En revanche, en termes d’implication dans la gestion de cette crise, c’est la logique inégalitaire qui prédomine entre ceux qui, sur le terrain, tiennent la première ligne et ceux de l’arrière. On pense en premier lieu à ceux dont le métier impose une présence sur le terrain : les médecins, les infirmiers et les policiers. Certes, ils ont choisi leur métier et, pourrait-on dire, en assument le risque. Est-ce le cas pour la caissière, le livreur de colis et l’éboueur ? Pour beaucoup d’entre eux, on peut en douter. Paradoxalement, on redécouvre le rôle essentiel de ces métiers, souvent méprisés, mais qui se trouvent érigés au rang de héros.
 

Pour l’immense majorité, ceux qui demeurent confinés (qu’ils exercent en télétravail ou subissent un chômage partiel), la différence s’apprécie surtout par rapport aux conditions de logement et, dans une moindre mesure, de la situation familiale. Bien sûr, on peut être cadre dirigeant avec une grande famille et cloîtré dans un appartement (même grand) et ouvrier sans enfant dans un pavillon de banlieue. Mais dans la grande majorité des cas, disons-le, le confinement remet chacun à sa place sociale. À mesure que la crise dure, ce sont les plus démunis qui subissent forcément le plus durement les effets de cette situation. Imaginez une famille de cinq personnes dans une HLM de trois pièces, dont tous les voisins sont dans une situation identique.
 

Malgré les apparences, une crise a de nombreuses vertus : elle mobilise les énergies, permet de nouvelles initiatives, engendre des solidarités et élargit le champ des possibles. À côté des gens abattus ou sidérés, certains s’activent sans compter pour faire face aux contraintes et urgences qui s’imposent à eux.
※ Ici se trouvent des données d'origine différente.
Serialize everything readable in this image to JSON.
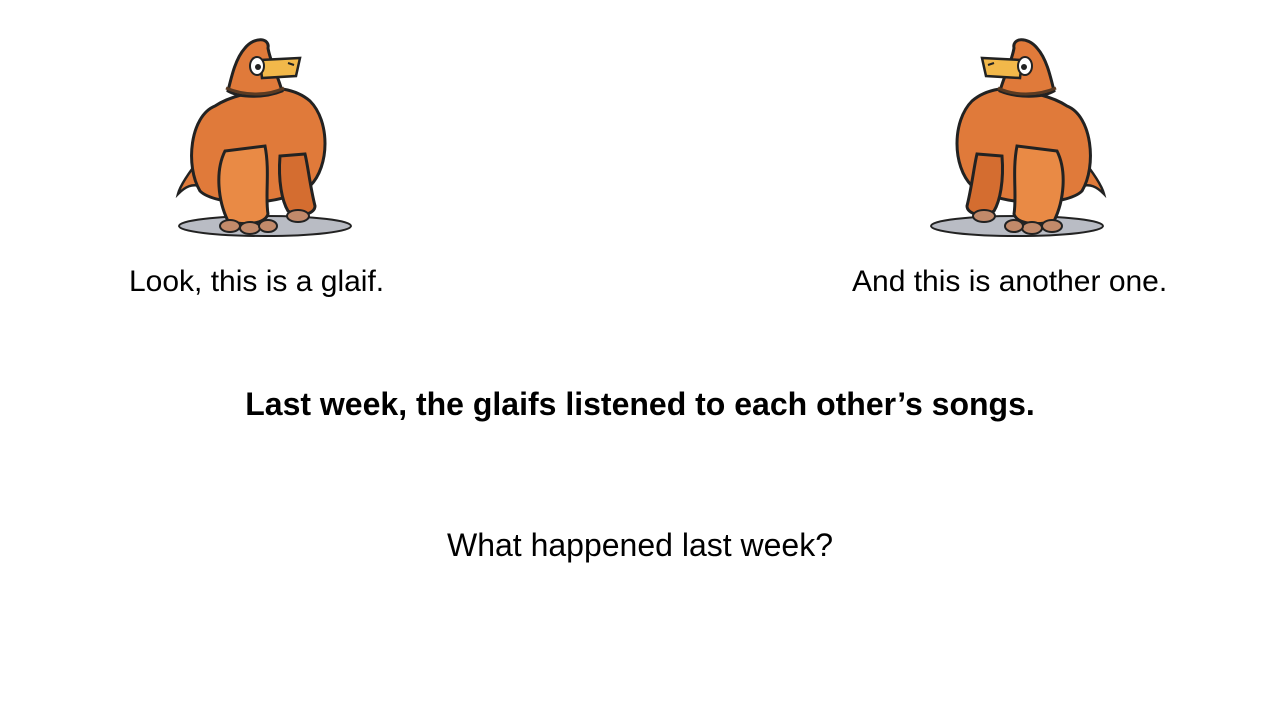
{
  "slide": {
    "caption_left": "Look, this is a glaif.",
    "caption_right": "And this is another one.",
    "statement": "Last week, the glaifs listened to each other’s songs.",
    "question": "What happened last week?"
  },
  "creature": {
    "icon": "glaif-creature-illustration",
    "body_color": "#e07a3a",
    "beak_color": "#f2b84a",
    "shadow_color": "#b9bcc4"
  }
}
Mais cette hyper-sollicitation et ce surrégime, même soutenus par des consciences individuelles généreuses, ne peuvent pas s'éterniser. L’épuisement viendra.
 

Or, pour tenir, ces gens ont besoin du soutien et de la reconnaissance des autres, particulièrement de ceux qui les dirigent et qu’ils ne voient que rarement en temps ordinaire. Il leur faut des signes concrets qui leur renvoie l’image de leur exceptionnalité, voire de leur héroïsme, au-delà des devoirs imposés par leur métier.
 

Viendra le moment où, la crise terminée, lorsque l’exceptionnel cèdera la place à la normalité (même si, compte tenu de l’ampleur de la crise, cette normalité sera forcément différente de celle qui l’aura précédée), d’autres logiques reprendront leurs droits. Mais que penseront alors ceux qui ont été surinvestis et exposés ? Selon qu’ils se seront sentis protégés ou non, soutenus ou non par leur organisation et ceux qui les dirigent, leur réaction sera diamétralement opposée. Le sentiment d’appartenance et la fierté l’emporteront dans un cas, la colère et le désengagement dans l’autre. Que pourrons-nous dire à ceux qui perdront leur emploi, surtout s’ils se sont eux-mêmes sacrifiés ? Les désinvestissements  et les plans d’économie des entreprises auront des conséquences sur tous les acteurs, sans que les efforts engagés pendant la crise ne fournissent de garantie d’être alors épargné.
 

Si la question du type d’emploi occupé et celle du logement exacerbent les inégalités face à la crise sanitaire, il sera essentiel de ne pas en rajouter sur le terrain des conséquences financières. Le gouvernement a prudemment « incité » les entreprises à faire preuve de modération dans leur distribution de dividendes. Certains dirigeants ont annoncé la suppression de leur bonus ou réduit leur rémunération. Ceux qui ne tiendront pas compte de cette dimension seront responsables d’une aggravation peut-être irrémédiable des fractures qui minent, dans la durée, l’efficacité des entreprises en légitimant le désengagement durable des salariés. Ce sera aussi une condition, ou non, d’une sortie efficace de la crise le moment venu.
 

La crise est un amplificateur de ce qui préexistait et une loupe de notre société. Elle peut aussi être un soubresaut pour faire avancer les pratiques, les modes de gouvernance, voire (rêvons un peu) la solidarité.

 

Xavier Alas Luquetas

Yves Bassens

Emmanuel Charlot

François Cochet

Éric Goata

Christian Mainguy

Jean-Luc Odeyer

Alexis Peschard

Jean-Louis Ringuedé

Laurence Saunder

Administrateurs de la Fédération des intervenants en RPS (FIRPS)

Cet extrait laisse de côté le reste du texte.